Psychrometric chambers help to keep everyone cool
“Buildings use 40% of the country’s electricity,” said Orkan Kurtulus, a research engineer at Herrick Labs. “So testing this equipment is crucial to saving energy, and still ensuring that end users have comfortable homes and offices.”
Testing HVAC equipment (heating, ventilation, and air conditioning) requires a psychrometric chamber, a custom-built room that can create consistent conditions of temperature, humidity, pressure, and airflow. Herrick Labs operates six of these chambers, which are 13 1/2 feet wide, 19 1/2 feet long, and 9 1/2 feet tall.
“Psychrometric chambers come in pairs,” said Kurtulus. “An ‘outdoor’ chamber simulates the environment of the compressor and heat exchanger, which sit outside your home. Then an ‘indoor’ chamber duplicates the room-temperature environment inside your home. This way, we can re-create summer conditions to observe air conditioning equipment, or winter conditions to test which heating method is most efficient.”

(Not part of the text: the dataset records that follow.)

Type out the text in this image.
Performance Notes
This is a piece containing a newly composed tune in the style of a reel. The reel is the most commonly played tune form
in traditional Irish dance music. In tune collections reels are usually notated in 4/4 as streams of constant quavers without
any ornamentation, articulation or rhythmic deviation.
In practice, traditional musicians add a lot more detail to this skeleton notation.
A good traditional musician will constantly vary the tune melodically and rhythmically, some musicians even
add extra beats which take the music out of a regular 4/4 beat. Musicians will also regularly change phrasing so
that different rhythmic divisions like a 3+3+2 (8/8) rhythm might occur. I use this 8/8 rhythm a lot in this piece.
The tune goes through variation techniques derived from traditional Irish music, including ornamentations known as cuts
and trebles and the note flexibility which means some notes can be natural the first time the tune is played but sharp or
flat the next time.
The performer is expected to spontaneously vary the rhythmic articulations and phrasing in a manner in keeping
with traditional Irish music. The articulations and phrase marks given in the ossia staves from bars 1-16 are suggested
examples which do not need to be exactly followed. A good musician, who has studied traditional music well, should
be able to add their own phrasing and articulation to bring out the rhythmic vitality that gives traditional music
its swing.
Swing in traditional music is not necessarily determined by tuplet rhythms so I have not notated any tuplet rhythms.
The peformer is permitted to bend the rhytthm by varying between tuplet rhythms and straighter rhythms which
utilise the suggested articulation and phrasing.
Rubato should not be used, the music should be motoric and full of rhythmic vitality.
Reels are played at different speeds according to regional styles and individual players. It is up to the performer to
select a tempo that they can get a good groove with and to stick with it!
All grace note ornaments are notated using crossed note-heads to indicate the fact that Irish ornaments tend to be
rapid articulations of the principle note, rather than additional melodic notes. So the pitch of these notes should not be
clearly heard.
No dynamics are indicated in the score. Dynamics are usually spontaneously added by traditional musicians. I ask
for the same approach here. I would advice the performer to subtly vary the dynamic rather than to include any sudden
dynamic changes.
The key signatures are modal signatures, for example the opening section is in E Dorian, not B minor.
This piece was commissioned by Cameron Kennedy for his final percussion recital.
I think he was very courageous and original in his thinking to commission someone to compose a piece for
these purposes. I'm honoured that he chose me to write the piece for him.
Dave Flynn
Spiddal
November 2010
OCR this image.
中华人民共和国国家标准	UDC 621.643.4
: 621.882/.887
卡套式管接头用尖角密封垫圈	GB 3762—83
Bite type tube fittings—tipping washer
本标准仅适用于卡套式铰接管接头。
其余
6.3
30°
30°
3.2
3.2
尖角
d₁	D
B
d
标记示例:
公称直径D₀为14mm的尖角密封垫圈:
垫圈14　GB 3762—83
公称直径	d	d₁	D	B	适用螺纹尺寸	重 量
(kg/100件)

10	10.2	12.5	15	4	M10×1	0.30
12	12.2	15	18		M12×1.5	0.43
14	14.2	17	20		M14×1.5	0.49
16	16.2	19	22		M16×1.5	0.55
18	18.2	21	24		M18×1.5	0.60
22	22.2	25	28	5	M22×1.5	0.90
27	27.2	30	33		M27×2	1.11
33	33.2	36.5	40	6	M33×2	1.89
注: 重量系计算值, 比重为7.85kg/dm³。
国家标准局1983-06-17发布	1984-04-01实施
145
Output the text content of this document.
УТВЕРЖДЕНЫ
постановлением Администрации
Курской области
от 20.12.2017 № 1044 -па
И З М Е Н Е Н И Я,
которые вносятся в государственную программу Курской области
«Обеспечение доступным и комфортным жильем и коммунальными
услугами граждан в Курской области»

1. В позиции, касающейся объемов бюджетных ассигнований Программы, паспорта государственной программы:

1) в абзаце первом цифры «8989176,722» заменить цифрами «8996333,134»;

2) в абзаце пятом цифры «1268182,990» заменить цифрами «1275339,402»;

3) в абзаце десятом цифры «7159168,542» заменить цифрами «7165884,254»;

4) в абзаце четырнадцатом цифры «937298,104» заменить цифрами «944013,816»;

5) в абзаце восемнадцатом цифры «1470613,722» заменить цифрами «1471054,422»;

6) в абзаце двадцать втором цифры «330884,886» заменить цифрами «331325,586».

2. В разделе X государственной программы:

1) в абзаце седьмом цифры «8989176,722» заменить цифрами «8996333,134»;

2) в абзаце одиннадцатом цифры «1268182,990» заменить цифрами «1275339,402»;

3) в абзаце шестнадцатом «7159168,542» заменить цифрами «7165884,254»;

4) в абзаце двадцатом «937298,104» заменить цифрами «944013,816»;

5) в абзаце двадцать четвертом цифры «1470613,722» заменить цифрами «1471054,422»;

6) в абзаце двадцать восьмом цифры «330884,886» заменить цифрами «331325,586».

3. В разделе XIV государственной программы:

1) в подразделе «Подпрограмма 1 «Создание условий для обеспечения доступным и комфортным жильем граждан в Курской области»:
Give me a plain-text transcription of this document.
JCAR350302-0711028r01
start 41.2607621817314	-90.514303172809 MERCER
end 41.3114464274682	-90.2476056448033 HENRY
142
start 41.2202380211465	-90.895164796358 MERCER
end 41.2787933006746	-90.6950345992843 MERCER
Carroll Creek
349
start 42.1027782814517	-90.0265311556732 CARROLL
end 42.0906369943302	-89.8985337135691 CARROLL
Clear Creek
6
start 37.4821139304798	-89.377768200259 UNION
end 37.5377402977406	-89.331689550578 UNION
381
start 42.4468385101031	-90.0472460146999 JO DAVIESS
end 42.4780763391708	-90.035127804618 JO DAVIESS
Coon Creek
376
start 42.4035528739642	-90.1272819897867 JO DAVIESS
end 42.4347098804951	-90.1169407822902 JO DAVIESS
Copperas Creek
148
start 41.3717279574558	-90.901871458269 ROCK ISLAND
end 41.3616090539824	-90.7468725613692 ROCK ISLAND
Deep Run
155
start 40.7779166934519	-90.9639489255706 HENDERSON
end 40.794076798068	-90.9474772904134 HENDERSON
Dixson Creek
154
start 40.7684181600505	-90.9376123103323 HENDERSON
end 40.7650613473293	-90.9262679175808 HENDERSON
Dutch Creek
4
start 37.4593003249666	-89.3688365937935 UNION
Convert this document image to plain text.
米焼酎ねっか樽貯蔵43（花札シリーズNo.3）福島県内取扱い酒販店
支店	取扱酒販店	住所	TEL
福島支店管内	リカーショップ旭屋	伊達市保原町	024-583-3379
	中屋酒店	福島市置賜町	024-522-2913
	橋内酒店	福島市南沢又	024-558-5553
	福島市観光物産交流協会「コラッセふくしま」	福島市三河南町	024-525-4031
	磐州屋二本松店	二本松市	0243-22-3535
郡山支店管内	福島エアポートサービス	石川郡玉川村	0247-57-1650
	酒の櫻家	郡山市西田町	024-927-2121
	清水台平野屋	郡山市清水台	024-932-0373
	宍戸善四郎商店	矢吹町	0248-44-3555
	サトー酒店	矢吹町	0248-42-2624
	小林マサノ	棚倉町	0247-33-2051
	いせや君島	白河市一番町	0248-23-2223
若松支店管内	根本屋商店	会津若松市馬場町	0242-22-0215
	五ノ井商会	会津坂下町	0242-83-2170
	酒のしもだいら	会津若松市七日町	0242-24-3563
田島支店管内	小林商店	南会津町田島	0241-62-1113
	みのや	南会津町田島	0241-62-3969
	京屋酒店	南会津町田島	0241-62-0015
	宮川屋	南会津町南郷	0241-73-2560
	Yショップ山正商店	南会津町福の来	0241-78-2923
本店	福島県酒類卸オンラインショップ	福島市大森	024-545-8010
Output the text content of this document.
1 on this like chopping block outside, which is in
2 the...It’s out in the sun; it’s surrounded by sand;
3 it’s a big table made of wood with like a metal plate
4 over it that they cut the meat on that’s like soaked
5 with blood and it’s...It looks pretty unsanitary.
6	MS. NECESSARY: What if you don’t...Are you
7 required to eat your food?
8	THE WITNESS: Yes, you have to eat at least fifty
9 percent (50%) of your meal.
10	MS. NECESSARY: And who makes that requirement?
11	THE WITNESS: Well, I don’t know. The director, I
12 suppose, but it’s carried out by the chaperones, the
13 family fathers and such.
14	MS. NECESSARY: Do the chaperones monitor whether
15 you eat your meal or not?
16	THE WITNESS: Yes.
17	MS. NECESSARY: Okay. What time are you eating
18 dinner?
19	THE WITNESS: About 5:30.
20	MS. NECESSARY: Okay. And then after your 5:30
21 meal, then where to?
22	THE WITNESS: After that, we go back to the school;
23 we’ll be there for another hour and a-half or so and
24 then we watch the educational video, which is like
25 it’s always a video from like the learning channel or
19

The chambers are incredibly precise. They can maintain a constant environment within 0.5° C of their intended target, and 1% of their humidity target. They can also duplicate extreme conditions, from -20° C (-4° F) to 55° C (130° F), and from 15% to 100% humidity. That consistency is important, because researchers aren’t just monitoring the temperature of the air, but the refrigerants used to cool the air. “Refrigerant research is very important,” said Kurtulus. “We’re all working to find a refrigerant that is friendlier to the environment, but still efficient enough to do the job.”
Many traditional refrigerants have already been phased out in Europe, and likely will soon be phased out in the U.S. So the search is on for natural alternatives, such as propane (R290) or iso-butane (R600). Kurtulus and his team just completed an upgrade to one of the psychrometric chambers to enable testing of unitary equipment using natural refrigerants. They installed protected lighting and sensors, as well as grounding wire loops to allow technicians to work in the room while minimizing the chance of a stray spark.
Purdue joined with industry partners to complete these upgrades. UTC/Carrier provided funds to upgrade the chambers, while Parker Hannifin supplied temperature control equipment. “By doing their research here,” said Kurtulus, “our industry partners can create new and better technologies, and manufacture more efficient equipment. That saves both energy and money.”
Herrick Labs began in 1958, supported by a grant from Raymond Herrick, founder of the compressor manufacturer Tecumseh Products. In the fifty years since, it has become the largest academic HVAC lab in the world, with 124 graduate students and 27 faculty conducting research. Herrick also hosts conferences in compressors and refrigeration, welcoming 800 HVAC experts from more than 30 countries. Kurtulus also manages operations for the Center for High Performance Buildings, a multidisciplinary center established by a construction grant from the National Institute of Standards and Technology (NIST) to develop new building technologies to maximize energy usage, human comfort, and productivity.
“When it comes to thermal systems, Purdue is leading this research,” said Kurtulus. “Not just in the US, but worldwide.”